Autor do projeto, o vereador Rinaldi Digilio (PSL) afirma que a proposta é “somar ao leque de políticas públicas a prevenção primáriaà gravidez. “O adolescente e a adolescente continuarão a ter acesso a camisinhas, anticoncepcionais, DIU e todos os métodos contraceptivos, mas também terão orientação por palestras ou individualmente, feitas por profissionais da saúde, para alertar para os riscos da gravidez precoce, que é consequência de relações sexuais precoces.”

O texto será votado em segundo turno, votação final, e se aprovado seguirá para a sanção do prefeito. Na primeira votação, ocorrida no ano passado, o texto criava uma semana de conscientização, e não um programa permanente. Por isso, os vereadores de oposição votaram a favor.

Na segunda votação, entretanto, Digilio apresentou um texto substitutivo, com outras 18 assinaturas, em que a semana de conscientização se transforma em uma política pública perene. “O próprio Executivo sugeriu que deixasse de ser uma data comemorativa”, afirmou.

O substitutivo determina a criação de palestras de orientação para funcionários da Prefeitura, divulgação de material explicativo para adolescentes e atividades para o público-alvo, e ainda o “monitoramento de possíveis casos para avaliação e cuidado”, sem detalhamento de que “casos” seriam monitorados. A execução do programa seria feita pelas secretarias de Educação e de Saúde.

Para a oposição, se aprovado e sancionado pelo prefeito, a criação do programa marcará o início de uma “guinada conservadora” da cidade sob gestão de Ricardo Nunes (MDB).
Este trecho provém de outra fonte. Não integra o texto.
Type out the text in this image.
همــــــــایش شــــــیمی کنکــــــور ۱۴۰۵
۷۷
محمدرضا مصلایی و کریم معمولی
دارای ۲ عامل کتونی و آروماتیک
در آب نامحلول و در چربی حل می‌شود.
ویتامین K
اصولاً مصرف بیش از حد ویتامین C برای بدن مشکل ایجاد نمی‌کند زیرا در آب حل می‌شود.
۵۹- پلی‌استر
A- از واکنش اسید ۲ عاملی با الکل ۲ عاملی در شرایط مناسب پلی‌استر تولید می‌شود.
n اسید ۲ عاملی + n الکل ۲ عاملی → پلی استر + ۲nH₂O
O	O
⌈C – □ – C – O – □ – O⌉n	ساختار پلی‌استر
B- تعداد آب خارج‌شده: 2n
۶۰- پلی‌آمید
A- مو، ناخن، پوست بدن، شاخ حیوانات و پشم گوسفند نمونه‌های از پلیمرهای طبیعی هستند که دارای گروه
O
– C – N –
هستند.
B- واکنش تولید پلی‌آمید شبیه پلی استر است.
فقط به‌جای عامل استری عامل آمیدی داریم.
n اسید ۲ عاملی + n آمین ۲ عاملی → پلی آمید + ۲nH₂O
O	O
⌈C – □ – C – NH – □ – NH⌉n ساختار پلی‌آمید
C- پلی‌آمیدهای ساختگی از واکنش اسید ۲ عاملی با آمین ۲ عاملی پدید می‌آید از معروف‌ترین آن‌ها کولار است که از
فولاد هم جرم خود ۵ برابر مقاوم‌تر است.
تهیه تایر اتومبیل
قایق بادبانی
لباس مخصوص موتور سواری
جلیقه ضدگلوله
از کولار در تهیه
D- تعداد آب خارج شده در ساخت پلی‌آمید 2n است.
As cinco vereadoras de oposição das bancadas de PT e PSOL, criticam a proposta.

Juliana Cardoso (PT) afirma que “Escolhi Esperar” pode “parecer inocente”, mas que tem ideias de culpabilização das adolescentes que engravidam.

A proposta é que, pela relação com Deus, as mulheres poderiam esperar a relação sexual”, disse a vereadora. “Mas ele não faz o que precisa ser feito, que é falar sobre a pílula e outros métodos contraceptivos. Fala que a menina precisa ‘se preservar’. Esse é o nome de um programa federal da ministra Damares Alves e das igrejas evangélicas”, disse.

A parlamentar afirmou que o prefeito “é extremamente vinculado à Igreja Católica conservadora” e que esse projeto “é o primeiro de uma boiada” de pautas conservadoras que parte da bancada governista tentará aprovar nos próximos meses.

Já o vereador Digilio afirmou que Nunes, assim como o parlamentar do PSL, “é pai e sabe o quanto é importante proteger os adolescentes”.

A reportagem procurou o líder do governo e relator do caso, Fabio Riva, mas sua assessoria não respondeu.

PARECER

A Prefeitura afirmou que o parecer favorável ao projeto é “técnico”. “Portanto, não autoriza nenhuma ilação político-ideológica.” A reportagem tentou acessar a íntegra do processo administrativo que resultou na elaboração do documento, mas a Prefeitura o colocou em sigilo. “O debate e a deliberação sobre a proposta devem ocorrer no âmbito da Câmara Municipal” segue a nota.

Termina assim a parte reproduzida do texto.